ECONOMY & JOBS
The Great American Recovery: Third Quarter GDP Blows Past Expectations
October 29, 2020 4 minute read
Council of Economic Advisers
After releasing his plan to reopen America safely in April, President Trump remarked that prior to the Coronavirus pandemic, the United States had “built the greatest economy anywhere in the world . . . and we’re going to build it again.”
At that time, the consensus among economic forecasters was that pandemic-induced lockdowns would result in a sharp economic contraction in the second quarter, and that the economy would experience tepid growth in the third quarter as it slowly clawed back pandemic losses. But because of the President’s pro-growth policies that set a strong pre-pandemic foundation—and the extraordinary speed and scale of the Administration’s support for America’s families and businesses—our nation’s recovery continues to exceed expectations.
This morning’s release of U.S. GDP for the third quarter of 2020 from the Bureau of Economic Analysis (BEA) affirms President Trump’s statement that “we’re coming back, and we’re coming back strong.”
The BEA estimates that real GDP grew 7.4 percent (33.1 percent at an annual rate) in the third quarter, the largest single quarter of economic growth on record and roughly twice the prior record of 3.9 percent (16.7 percent at an annual rate) set in the first quarter of 1950. This growth follows the most severe pandemic-induced contraction on record in the second quarter of 2020, which occurred as the government mandatorily shut down all but nonessential services, and Americans made sacrifices to slow the pandemic.

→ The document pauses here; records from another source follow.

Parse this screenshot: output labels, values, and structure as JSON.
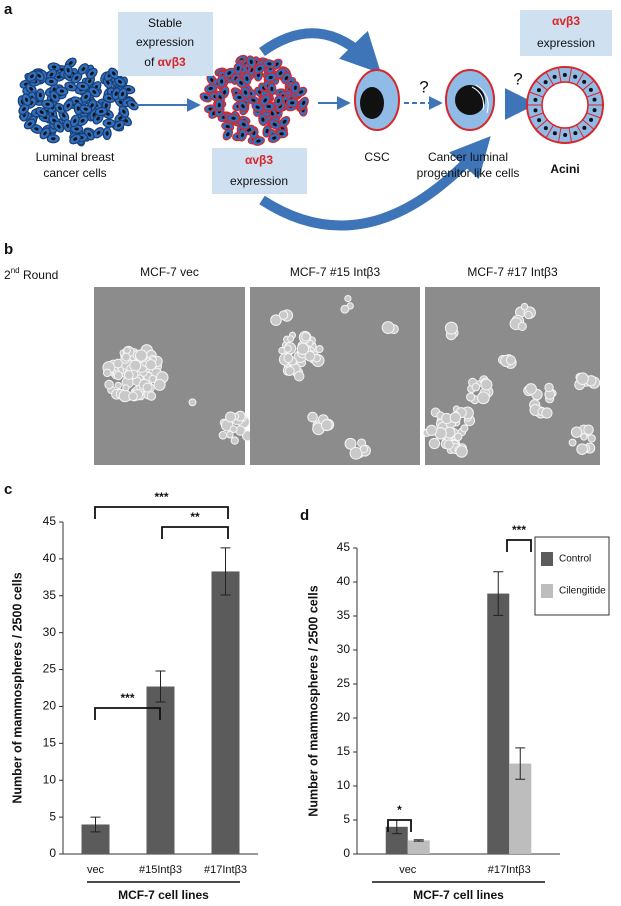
{
  "panel_a": {
    "label": "a",
    "stable_box": {
      "lines": [
        "Stable",
        "expression"
      ],
      "prefix": "of",
      "highlight": "αvβ3"
    },
    "cluster_box": {
      "highlight": "αvβ3",
      "line": "expression"
    },
    "acini_box": {
      "highlight": "αvβ3",
      "line": "expression"
    },
    "luminal_label": [
      "Luminal breast",
      "cancer cells"
    ],
    "csc_label": "CSC",
    "progenitor_label": [
      "Cancer luminal",
      "progenitor like cells"
    ],
    "acini_label": "Acini",
    "question_marks": [
      "?",
      "?"
    ]
  },
  "panel_b": {
    "label": "b",
    "round": {
      "number": "2",
      "superscript": "nd",
      "text": "Round"
    },
    "images": [
      "MCF-7 vec",
      "MCF-7 #15 Intβ3",
      "MCF-7 #17 Intβ3"
    ]
  },
  "chart_data": [
    {
      "type": "bar",
      "panel": "c",
      "categories": [
        "vec",
        "#15Intβ3",
        "#17Intβ3"
      ],
      "values": [
        4,
        22.7,
        38.3
      ],
      "errors": [
        1,
        2.1,
        3.2
      ],
      "color": "#5b5b5b",
      "ylim": [
        0,
        45
      ],
      "yticks": [
        0,
        5,
        10,
        15,
        20,
        25,
        30,
        35,
        40,
        45
      ],
      "ylabel": "Number of mammospheres / 2500 cells",
      "xlabel": "MCF-7 cell lines",
      "annotations": [
        "***",
        "***",
        "**"
      ]
    },
    {
      "type": "bar",
      "panel": "d",
      "categories": [
        "vec",
        "#17Intβ3"
      ],
      "series": [
        {
          "name": "Control",
          "color": "#5b5b5b",
          "values": [
            4,
            38.3
          ],
          "errors": [
            1,
            3.2
          ]
        },
        {
          "name": "Cilengitide",
          "color": "#bdbdbd",
          "values": [
            2,
            13.3
          ],
          "errors": [
            0.1,
            2.3
          ]
        }
      ],
      "ylim": [
        0,
        45
      ],
      "yticks": [
        0,
        5,
        10,
        15,
        20,
        25,
        30,
        35,
        40,
        45
      ],
      "ylabel": "Number of mammospheres / 2500 cells",
      "xlabel": "MCF-7 cell lines",
      "legend": "upper right",
      "annotations": [
        "*",
        "***"
      ]
    }
  ]
}
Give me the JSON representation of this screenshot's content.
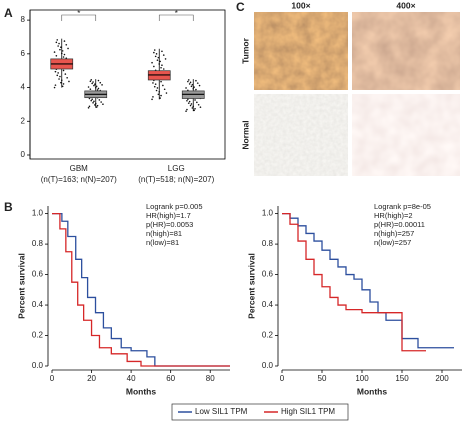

With the historic third-quarter growth, the United States in a single quarter has now recovered two-thirds of the economic output lost due to the pandemic during the first half of the year (Figure 1). In the recovery from the 2008-09 recession, it took 4 times as long to regain the same share of lost economic output.
After data confirmed the recovery was well underway beginning in May, the nonpartisan Congressional Budget Office (CBO) in July projected a second quarter contraction roughly in line with the actual decline that occurred, though the CBO projected a third quarter growth rate of just 4.0 percent (17.0 percent at an annual rate). The strong footing of the United States economy prior to the pandemic contributed to the stronger-than-expected recovery our country is currently experiencing.
The United States had the highest GDP growth rate among the G7 countries from 2017 to 2019, with growth more than double the G7 average. While the pandemic hit every major economy around the world, the United States experienced the least severe economic contraction of any major Western economy in the first half of 2020, with the Euro Area economy’s contraction being 1.5 times as severe as the contraction of the U.S. economy.
A resurgence in consumer spending, which accounts for two-thirds of GDP, supported the historic third quarter GDP growth and reflects both the reopening of America’s businesses and the confidence of consumers to spend on goods and services once more. Consumer spending in the services sector alone accounted for nearly half of GDP growth in the third quarter. Greater third quarter spending on recreation, food, and accommodation services—sectors acutely impacted by lockdowns—alone accounted for one-fifth of total GDP growth in the third quarter.
The growth in the third quarter, and the particular strength of American consumers, also reflects the swiftness and magnitude of the aid the Administration provided directly to America’s families, workers, and small businesses. The $2.7 trillion in stimulus that the CARES Act and other pandemic-related legislation supplied is roughly 13 percent as a share of GDP. That is more than twice the size of the 2009 American Recovery and Reinvestment Act (ARRA) as a share of GDP.
This direct aid supported Americans’ income through the pandemic. Total personal income rose above, and still remains above, pre-pandemic levels. Personal income excluding the government transfers provided for in the CARES Act, however, decreased from pre-pandemic levels (Figure 2). Without this income support, the resurgence in consumer spending would likely not have been as strong. Having added back 11.4 million jobs since April with more than 5 in 10 jobs lost in the pandemic recovered, total wages and salaries increased 5 percent in the third quarter and are now just 1.4 percent below pre-pandemic level.
The strong foundation of the pre-pandemic economy and the efficacy of the Trump Administration’s efforts to provide direct economic aid to families and small businesses helped deliver record-setting growth that few predicted would occur earlier this year. Our nation’s economy is poised for continued expansion in the fourth quarter, and the strength of the recovery thus far is a testament to the fortitude and resilience of America’s workers and families.